You have switched from copy writing to writing books and scripts. You made another major shift when you started writing in English. Now we hear you acted in a film...

I would love to be an actor... but nobody is offering me roles. It was a chance thing... Split Wide Open of Dev Benegal.

How did you land this role?

Dev Benegal is a very, very close associate of mine. He was shooting Split Wide Open and we were among the extras when somebody suggested I would fit the role of the priest.

Is Dev Benegal working on a film version of Ravan and Eddie too?

Yes he is. Let's hope it comes off well. See, it's not easy to finance such projects. And anyway, the project he is working on is not just about Ravan and Eddie, it's a much bigger canvas.

And what is Kiran Nagarkar up to these days?

(Crosses his fingers) I think one should not talk about a book till the last page is written.

The interview was over. Nagarkar had another engagement, more pressing matters to attend to. As we stepped out of the house, my mind was totting up the scores:

So, this is it. I have a yes and a no from Kiran Nagarkar. Cuckold is not autobiographical he says and yet admits that the farther a writer goes from a subject, the more of him percolates into it.

If one looks for parallels between Nagarkar and Maharaj Kumar, there are at least a couple I can put my finger on.
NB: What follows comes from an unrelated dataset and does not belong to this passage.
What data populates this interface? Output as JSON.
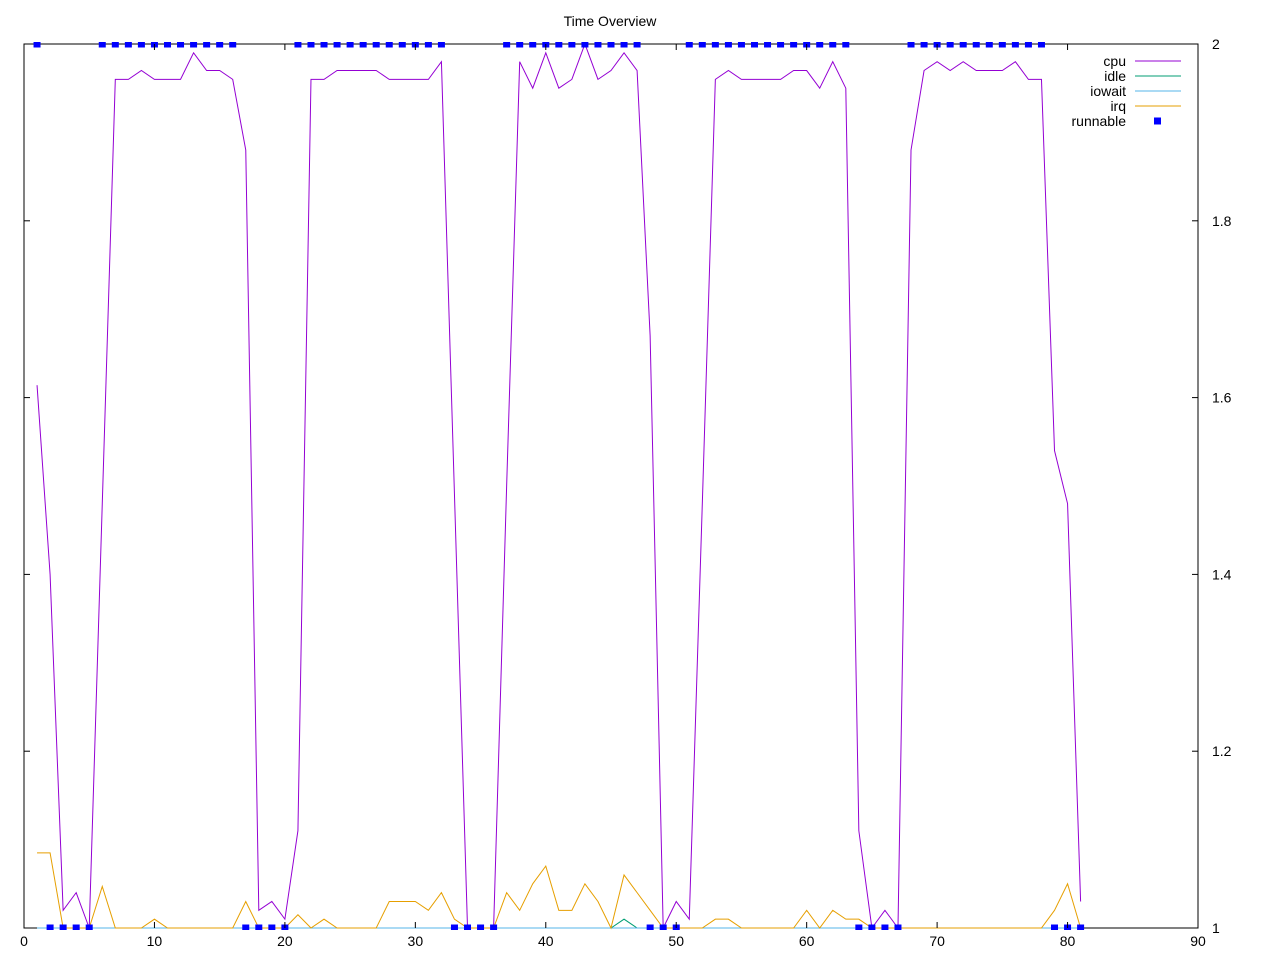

Nagarkar's views on language are, for one, as unconventional as Maharaj Kumar's on warfare. Both, in their own fields, are lonely warriors and probably even ahead of their times.

Lord Krishna plays a vital role in Maharaj Kumar's life -- first as a friend, philosopher and guide and then as a tormentor, when his wife reveals on the wedding night that she is betrothed to the Blue One. Nagarkar too admits that Krishna is a recurring theme for him.

Several other commonalties can be found between the two, but that would require some close probing into his personal life, his childhood, his adulthood, his family -- a line of questioning, I realised in the course of the interview, Nagarkar would rather avoid.

But there is one question I will always regret not asking him. One question that would have settled the matter for me at least: Does he hate the smell of food on his fingers?